Investigators are treating the explosions as “acts of terrorism”, Russian state media said.
The blast in the Bryansk region derailed a passenger train heading to Moscow, leaving seven people dead.
The separate rail bridge in the neighbouring Kursk region derailed a freight train, injuring the driver, officials said.
Videos posted on social media from the Bryansk region showed rescuers clambering over the mangled chassis of a train belonging to national operator Russian Railways, while screams could be heard in another video.
“There are seven dead as a result of the collapse of a bridge onto railway tracks,” Alexander Bogomaz, the Bryansk region’s governor, wrote on Telegram.
At least 66 others were injured, including three children, he said.

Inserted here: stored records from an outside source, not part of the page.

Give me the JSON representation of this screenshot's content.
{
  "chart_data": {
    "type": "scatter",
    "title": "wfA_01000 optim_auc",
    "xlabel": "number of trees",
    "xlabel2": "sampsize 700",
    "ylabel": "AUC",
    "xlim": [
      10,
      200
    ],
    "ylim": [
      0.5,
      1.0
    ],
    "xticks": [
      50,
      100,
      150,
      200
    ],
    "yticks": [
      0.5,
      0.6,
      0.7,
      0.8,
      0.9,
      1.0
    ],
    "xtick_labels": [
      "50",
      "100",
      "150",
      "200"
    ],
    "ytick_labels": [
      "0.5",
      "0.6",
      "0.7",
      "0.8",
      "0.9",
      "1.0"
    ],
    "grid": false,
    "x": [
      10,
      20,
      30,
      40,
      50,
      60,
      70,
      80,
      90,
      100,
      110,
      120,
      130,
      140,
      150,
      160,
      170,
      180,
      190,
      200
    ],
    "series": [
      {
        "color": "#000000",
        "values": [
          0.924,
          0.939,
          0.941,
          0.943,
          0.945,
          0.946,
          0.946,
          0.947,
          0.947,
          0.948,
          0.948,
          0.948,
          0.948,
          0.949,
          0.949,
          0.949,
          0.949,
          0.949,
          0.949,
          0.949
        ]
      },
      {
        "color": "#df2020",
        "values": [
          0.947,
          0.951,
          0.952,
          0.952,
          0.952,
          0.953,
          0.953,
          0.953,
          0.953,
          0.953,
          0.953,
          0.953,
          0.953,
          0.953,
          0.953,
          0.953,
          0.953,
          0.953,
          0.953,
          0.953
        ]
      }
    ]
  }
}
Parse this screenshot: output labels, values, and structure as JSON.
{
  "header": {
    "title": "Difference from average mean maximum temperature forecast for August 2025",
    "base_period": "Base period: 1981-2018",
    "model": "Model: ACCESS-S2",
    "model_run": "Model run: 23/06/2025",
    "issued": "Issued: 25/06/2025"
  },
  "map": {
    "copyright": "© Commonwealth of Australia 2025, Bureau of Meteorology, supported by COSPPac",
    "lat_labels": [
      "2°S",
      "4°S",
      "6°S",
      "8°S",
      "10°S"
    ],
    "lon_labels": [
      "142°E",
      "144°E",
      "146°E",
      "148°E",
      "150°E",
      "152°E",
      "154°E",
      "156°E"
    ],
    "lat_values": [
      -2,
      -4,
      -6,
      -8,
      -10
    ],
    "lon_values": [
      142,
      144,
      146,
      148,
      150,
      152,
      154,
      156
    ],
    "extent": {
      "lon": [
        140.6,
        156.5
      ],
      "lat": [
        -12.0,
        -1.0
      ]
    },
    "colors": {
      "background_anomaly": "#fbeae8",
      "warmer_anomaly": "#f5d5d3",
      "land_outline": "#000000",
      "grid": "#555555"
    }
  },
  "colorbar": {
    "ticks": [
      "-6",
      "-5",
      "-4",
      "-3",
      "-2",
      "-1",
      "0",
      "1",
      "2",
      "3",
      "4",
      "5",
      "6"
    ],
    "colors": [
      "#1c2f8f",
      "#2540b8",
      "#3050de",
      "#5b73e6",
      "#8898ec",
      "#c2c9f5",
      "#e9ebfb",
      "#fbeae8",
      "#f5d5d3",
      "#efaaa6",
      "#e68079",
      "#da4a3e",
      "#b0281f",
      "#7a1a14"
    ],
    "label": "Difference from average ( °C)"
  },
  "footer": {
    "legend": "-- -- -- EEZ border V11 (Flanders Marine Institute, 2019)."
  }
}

In one video posted from the Bryansk region social media account, someone could be heard screaming as eyewitnesses rushed to find help.
“How did the bridge collapse? There are children there!” a woman can be heard shouting in the video.
Russia has been hit by dozens of sabotage attacks since Moscow launched its offensive against Ukraine in 2022, many targeting its vast railroad network.
Kyiv says Russia uses railroads to transport troops and weaponry to its forces fighting in Ukraine.
The incidents came on the eve of a possible meeting between Russian and Ukrainian officials in Istanbul, amid a US-led diplomatic push to end the three-year-long conflict.